AUDRA: He still has a great voice. Too bad He doesn’t have arms any more

Bravo! :smiley:

I sound way smarter in these futuristic conversations- I like this!

You’d almost have to be after 1923 years. :slight_smile:

CHUCK: Let’s take a minute to talk about the upcoming Jupiter meetup. We tried to keep it local since we’ve got a few Southies and some on the outer rim who called in…

AUDRA: Ha, ha - remember the whole “Eyeball of Jupiter” or whatever it was from the old 2D series…

SEAN: Something about getting boned…

(laughter)

AUDRA: Ah, good times. Who knew Jupiter would be officially designated the Sci-Tru meetup capital of the SolSystem?

CHUCK: Yeah! Anyway, it’s karaoke night at the Anti-grav bar, so eat light and drink hard! We’ll be there around 39:00 on Glorpsday.

SEAN: Sa-weet!

AUDRA: Uh Sean, you actually gonna be there this time?

SEAN: Uh, yeah, sure…maybe…

CHUCK: What the frak? You’re bailing out AGAIN? Even after Emily replaced her corporeal body with a jar of light so she could afford to transport to the last meetup?

SEAN: Well NO, I love Em! I just, you know…I got a thing.

AUDRA: I just hope Tamoh Penikett XXII is fully there this time…
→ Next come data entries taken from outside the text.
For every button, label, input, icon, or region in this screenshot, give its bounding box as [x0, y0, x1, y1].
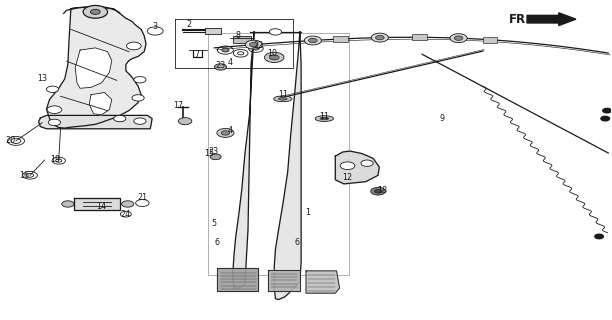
Circle shape	[134, 76, 146, 83]
Circle shape	[127, 42, 141, 50]
Circle shape	[210, 154, 221, 160]
Circle shape	[269, 55, 279, 60]
Circle shape	[375, 189, 382, 193]
Text: 22: 22	[254, 41, 264, 51]
Circle shape	[601, 116, 610, 121]
Text: 16: 16	[19, 171, 29, 180]
Text: 10: 10	[267, 49, 277, 58]
Text: 5: 5	[212, 219, 217, 228]
Polygon shape	[306, 271, 340, 293]
Circle shape	[308, 38, 317, 43]
Bar	[483, 36, 498, 43]
Circle shape	[132, 95, 144, 101]
Text: 14: 14	[97, 202, 106, 211]
Polygon shape	[274, 32, 301, 300]
Circle shape	[221, 131, 230, 135]
Circle shape	[134, 118, 146, 124]
Circle shape	[62, 201, 74, 207]
Circle shape	[376, 36, 384, 40]
Ellipse shape	[278, 98, 287, 100]
Circle shape	[245, 40, 263, 49]
Text: 15: 15	[204, 149, 215, 158]
Polygon shape	[74, 198, 120, 210]
Text: 2: 2	[186, 20, 192, 29]
Text: 12: 12	[342, 173, 352, 182]
Polygon shape	[89, 92, 112, 115]
Bar	[412, 34, 427, 40]
Text: 4: 4	[227, 58, 232, 67]
Ellipse shape	[320, 117, 329, 120]
Bar	[233, 36, 251, 43]
Text: 18: 18	[378, 186, 387, 195]
Circle shape	[269, 29, 282, 35]
Polygon shape	[335, 151, 379, 184]
Circle shape	[371, 188, 386, 195]
Circle shape	[214, 64, 226, 70]
Circle shape	[361, 160, 373, 166]
Circle shape	[47, 106, 62, 114]
Circle shape	[450, 34, 467, 43]
Circle shape	[304, 36, 321, 45]
Ellipse shape	[274, 96, 292, 102]
Text: 24: 24	[121, 210, 131, 219]
Text: 13: 13	[37, 74, 47, 83]
Text: 6: 6	[215, 238, 220, 247]
Circle shape	[91, 9, 100, 14]
Circle shape	[122, 201, 134, 207]
Bar	[205, 28, 220, 34]
Text: 11: 11	[278, 90, 288, 99]
Polygon shape	[47, 7, 146, 128]
Circle shape	[217, 128, 234, 137]
Text: 23: 23	[215, 60, 226, 69]
Bar	[333, 36, 348, 42]
Text: 21: 21	[137, 193, 147, 202]
Polygon shape	[75, 48, 112, 88]
Circle shape	[83, 5, 108, 18]
Text: 1: 1	[305, 208, 310, 217]
Circle shape	[264, 52, 284, 62]
Text: 19: 19	[51, 155, 61, 164]
Text: 7: 7	[194, 50, 200, 59]
Circle shape	[178, 118, 192, 124]
Ellipse shape	[315, 116, 334, 122]
Circle shape	[603, 108, 611, 113]
Text: 6: 6	[294, 238, 299, 247]
Circle shape	[595, 234, 603, 239]
Polygon shape	[268, 270, 300, 291]
Text: 4: 4	[227, 126, 232, 135]
FancyArrow shape	[527, 13, 576, 26]
Circle shape	[340, 162, 355, 170]
Text: 23: 23	[208, 147, 218, 156]
Text: 20: 20	[6, 136, 15, 145]
Polygon shape	[39, 116, 152, 129]
Polygon shape	[233, 32, 254, 288]
Circle shape	[250, 43, 258, 47]
Circle shape	[114, 116, 126, 122]
Polygon shape	[217, 268, 258, 291]
Circle shape	[222, 48, 229, 52]
Text: 3: 3	[152, 22, 158, 31]
Text: 11: 11	[319, 112, 329, 121]
Circle shape	[48, 119, 61, 125]
Circle shape	[454, 36, 463, 40]
Circle shape	[371, 33, 389, 42]
Text: 17: 17	[173, 101, 183, 110]
Text: FR.: FR.	[509, 13, 531, 26]
Text: 9: 9	[439, 114, 445, 123]
Circle shape	[47, 86, 59, 92]
Text: 8: 8	[235, 31, 240, 40]
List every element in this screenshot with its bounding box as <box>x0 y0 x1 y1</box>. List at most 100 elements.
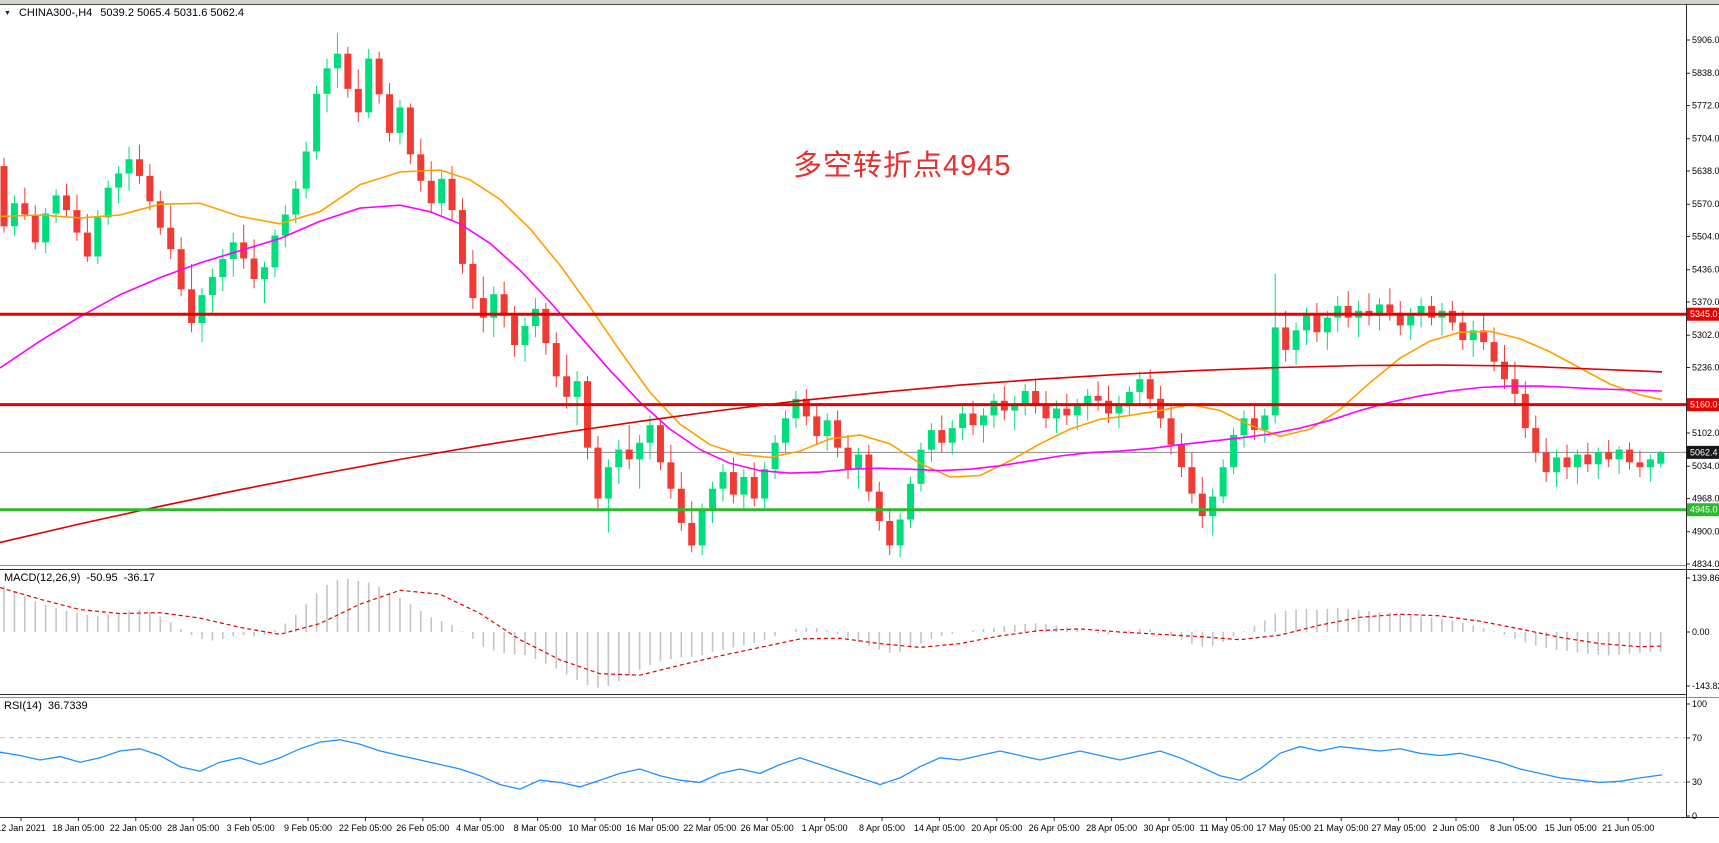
candle-up <box>1261 415 1269 431</box>
macd-signal-line <box>0 587 1663 676</box>
price-badge <box>1687 445 1719 459</box>
candle-down <box>688 522 696 546</box>
rsi-axis-label: 0 <box>1692 811 1697 821</box>
candle-up <box>927 430 935 450</box>
price-tick-label: 5102.0 <box>1692 428 1719 438</box>
symbol-info-bar: ▼ CHINA300-,H4 5039.2 5065.4 5031.6 5062… <box>4 7 244 19</box>
price-tick-label: 5906.0 <box>1692 35 1719 45</box>
candle-up <box>959 413 967 429</box>
ma-slow-red <box>0 364 1663 544</box>
date-label: 22 Mar 05:00 <box>683 823 736 833</box>
date-label: 26 Mar 05:00 <box>741 823 794 833</box>
date-label: 12 Jan 2021 <box>0 823 46 833</box>
macd-axis-label: 0.00 <box>1692 627 1710 637</box>
candle-down <box>1428 305 1436 318</box>
candle-up <box>198 295 206 324</box>
price-tick-label: 4900.0 <box>1692 527 1719 537</box>
collapse-icon[interactable]: ▼ <box>4 9 11 17</box>
price-badge-label: 5062.4 <box>1690 447 1718 457</box>
candle-up <box>1469 330 1477 341</box>
price-badge <box>1687 398 1719 412</box>
date-label: 4 Mar 05:00 <box>456 823 504 833</box>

CHUCK: What, the whole “I sent my torso, what more do you want” thing didn’t do it for you?

SEAN: (laughing) Well, for her it was the best part…

AUDRA: Well, YEAH…but it was kind of weird just floating there, disembodied. At least wear a towel so I can imagine the rest. Sheesh…

CHUCK: I dunno, with all those jobs he’s got to be everywhere at once.